Evlendikten sonra Maraş‘tan İzmire taşınmışlar ve ilk gözbebeği olan yavrusuna
toplumun baskılarını ve ötekileştirmesini göze alarak babasının anısına saygı
olarak, ismini çocuğuna vermişti nitekim bunun bedelini de bazen ödüyordu.

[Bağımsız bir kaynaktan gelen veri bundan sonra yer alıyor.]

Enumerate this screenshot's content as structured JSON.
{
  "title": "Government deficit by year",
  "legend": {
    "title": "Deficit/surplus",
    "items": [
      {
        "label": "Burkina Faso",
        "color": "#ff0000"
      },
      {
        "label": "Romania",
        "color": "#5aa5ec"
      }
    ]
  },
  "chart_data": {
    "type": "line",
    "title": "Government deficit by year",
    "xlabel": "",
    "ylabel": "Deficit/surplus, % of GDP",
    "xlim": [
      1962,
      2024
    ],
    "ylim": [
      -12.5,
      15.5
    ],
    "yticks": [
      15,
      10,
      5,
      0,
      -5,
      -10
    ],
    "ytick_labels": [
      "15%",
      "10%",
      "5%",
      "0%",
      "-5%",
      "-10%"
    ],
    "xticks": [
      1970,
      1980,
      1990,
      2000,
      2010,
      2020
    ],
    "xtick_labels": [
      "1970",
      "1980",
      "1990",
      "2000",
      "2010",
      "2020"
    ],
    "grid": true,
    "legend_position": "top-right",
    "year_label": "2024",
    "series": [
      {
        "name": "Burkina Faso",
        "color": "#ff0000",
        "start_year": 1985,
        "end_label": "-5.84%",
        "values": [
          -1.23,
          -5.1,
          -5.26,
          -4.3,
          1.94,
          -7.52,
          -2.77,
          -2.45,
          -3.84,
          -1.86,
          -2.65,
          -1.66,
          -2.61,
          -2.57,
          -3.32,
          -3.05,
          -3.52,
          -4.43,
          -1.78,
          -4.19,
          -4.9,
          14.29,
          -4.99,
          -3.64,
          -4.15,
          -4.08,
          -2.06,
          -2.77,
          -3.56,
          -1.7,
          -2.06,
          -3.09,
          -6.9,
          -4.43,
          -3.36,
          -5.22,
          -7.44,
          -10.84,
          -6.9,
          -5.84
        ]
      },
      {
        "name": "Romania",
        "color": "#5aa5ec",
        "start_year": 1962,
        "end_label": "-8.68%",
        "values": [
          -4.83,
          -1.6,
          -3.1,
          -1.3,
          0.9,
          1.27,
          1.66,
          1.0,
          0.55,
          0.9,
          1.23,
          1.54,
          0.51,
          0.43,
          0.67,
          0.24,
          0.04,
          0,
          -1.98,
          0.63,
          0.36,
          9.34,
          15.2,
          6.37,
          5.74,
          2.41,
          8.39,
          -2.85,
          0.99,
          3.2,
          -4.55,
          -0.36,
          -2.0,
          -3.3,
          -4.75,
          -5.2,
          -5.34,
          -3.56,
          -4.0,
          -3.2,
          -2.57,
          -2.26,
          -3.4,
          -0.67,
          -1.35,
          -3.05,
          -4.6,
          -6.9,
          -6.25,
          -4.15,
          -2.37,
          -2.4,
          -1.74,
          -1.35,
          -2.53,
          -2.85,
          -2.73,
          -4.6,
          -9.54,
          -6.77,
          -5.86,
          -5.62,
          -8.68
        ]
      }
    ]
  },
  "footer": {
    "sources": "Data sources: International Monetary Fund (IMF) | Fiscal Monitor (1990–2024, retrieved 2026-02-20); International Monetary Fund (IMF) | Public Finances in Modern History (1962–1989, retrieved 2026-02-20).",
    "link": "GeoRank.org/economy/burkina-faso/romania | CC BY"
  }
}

Rupen 5 yaşındayken annesini
kanser hastalığından kaybetmişti, zavallı kadıncağız çok acı çekmiş ve bu
hastalığa 10 sene direnebilmişti. Hayatın bu acımasız serüveninde çocuğunu ve
eşini yalnız bırakıp bilinmezliğe doğru yol almıştı. Babası iki odalı bir evde
Rupen‘ine hem annelik hemde babalık etmisti. Kış gecelerini hep annesini
sayıklayarak ve ağlayarak geçirmis olan Rupen kışların ne kadar uzun ve
unutulmaz derin izler taşıdığını cok iyi biliyordu. O yüzden kışları sevmezdi,
Rupen 10 yaşına geldiğinde babası, karşı komşuları olan kendileri gibi göçmen
Ahmet beyin evde kalmış kızı Sabiha ile evlenmiş.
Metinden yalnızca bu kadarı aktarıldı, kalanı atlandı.